Il fait très froid, un vent glacial n'incite pas à la pause et à ouvrir la carte, on monte au jugé vers l'objectif dans un relief formé de vallonnements successifs... Pour sortir d'un de ces vallons on se retrouve à devoir franchir un dorsale par une pente d'environ 30m de dénivelé à 30-35° de moyenne (localement plus) située sous le vent. Il y a de grosses accumulations dans le fond du vallon, la pente est recouverte de neige fraiche difficile d'évaluer sa nature du bas.
Avant d'attaquer la première traversée pour affronter cette petite pente, on prend des distances, une fois dans la pente, elle me semble saine (5-10cm de neige fraiche à faible cohésion et mes skis portes sur la sous-couche dure) par contre sous la crête de la dorsale la neige change de nature : on distingue nettement une accumulation de neige. J'hésite un instant avant de m'engager sur l'accumulation : j'évalue la trajectoire de l'avalanche en cas de déclenchement, la position du reste du groupe ainsi que l'alternative consistant à modifier la trace pour contourner cette plaque. Et finalement je pose un ski sur l'accumulation le charge, et ca craque...

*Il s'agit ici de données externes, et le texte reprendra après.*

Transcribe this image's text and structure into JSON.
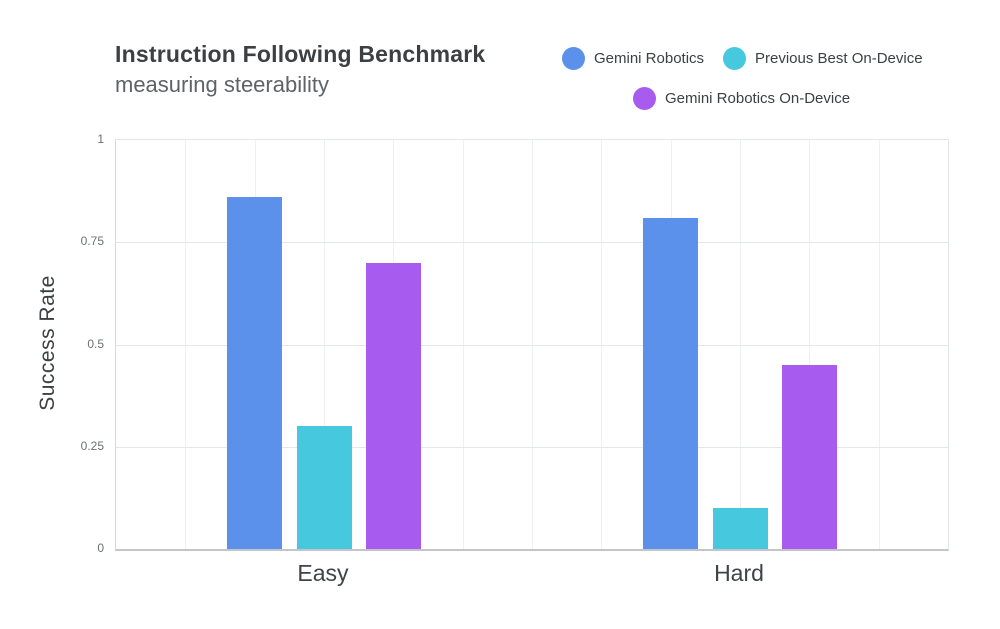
{
  "chart_data": {
    "type": "bar",
    "title": "Instruction Following Benchmark",
    "subtitle": "measuring steerability",
    "ylabel": "Success Rate",
    "xlabel": "",
    "categories": [
      "Easy",
      "Hard"
    ],
    "series": [
      {
        "name": "Gemini Robotics",
        "color": "#5B90EB",
        "values": [
          0.86,
          0.81
        ]
      },
      {
        "name": "Previous Best On-Device",
        "color": "#46C8DE",
        "values": [
          0.3,
          0.1
        ]
      },
      {
        "name": "Gemini Robotics On-Device",
        "color": "#A75CEF",
        "values": [
          0.7,
          0.45
        ]
      }
    ],
    "ylim": [
      0,
      1
    ],
    "ytick_labels": [
      "0",
      "0.25",
      "0.5",
      "0.75",
      "1"
    ],
    "ytick_values": [
      0,
      0.25,
      0.5,
      0.75,
      1
    ],
    "grid": {
      "horizontal": true,
      "vertical_divisions": 12
    },
    "legend_position": "top-right"
  }
}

Je suis très rapidement déséquilibré, je descends relativement lentement (la pente est autour de 30°-35°) la tête avant, pas grand chose à faire, je gesticule autant que possible pour garder la tête dehors, ca s’arrête, je suis allongé sur le ventre, la tête vers le bas, j'ai la tête et les épaules dehors ainsi qu'un bras de libres mais les 30-40cm qui me recouvrent m’immobilisent. Guillaume aura vite fait de me dégager en quelques coups de pelles. Seul cela aurait été une autre affaire !

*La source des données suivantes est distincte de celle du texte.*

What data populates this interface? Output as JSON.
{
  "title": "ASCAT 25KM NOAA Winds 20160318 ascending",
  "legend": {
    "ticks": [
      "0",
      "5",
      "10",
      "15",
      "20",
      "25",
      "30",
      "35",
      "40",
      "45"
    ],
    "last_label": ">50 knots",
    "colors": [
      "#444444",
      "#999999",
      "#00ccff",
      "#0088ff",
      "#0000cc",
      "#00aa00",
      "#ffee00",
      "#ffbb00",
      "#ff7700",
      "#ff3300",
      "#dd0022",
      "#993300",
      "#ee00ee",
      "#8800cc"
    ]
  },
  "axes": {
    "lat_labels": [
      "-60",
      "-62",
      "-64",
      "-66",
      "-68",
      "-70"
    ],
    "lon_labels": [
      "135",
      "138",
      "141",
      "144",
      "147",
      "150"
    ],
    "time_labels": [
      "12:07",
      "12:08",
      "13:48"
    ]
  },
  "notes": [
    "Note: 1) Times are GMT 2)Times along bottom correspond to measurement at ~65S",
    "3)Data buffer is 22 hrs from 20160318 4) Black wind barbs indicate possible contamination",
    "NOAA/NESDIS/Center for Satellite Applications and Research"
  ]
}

Bref tout se finit bien, on continue jusqu'au col, en évitant soigneusement les accumulations...

La plaque se trouvait vers 2250m, elle était formée de neige récente accumulée derrière une bosse en exposition NW. Il avait neigé 3 à 5cm par vent fort et température froide. La cassure était de 40cm max sur 100m de large, j'estime que l'accumulation mesurait 5m (peut-être 10m?) en hauteur. La pente max était localement de 43° au point le plus raide. Le plan de glissement se trouvait entre 2 croutes de glace (la première croute de 1 à 2cm d'épaisseur est partie avec la plaque).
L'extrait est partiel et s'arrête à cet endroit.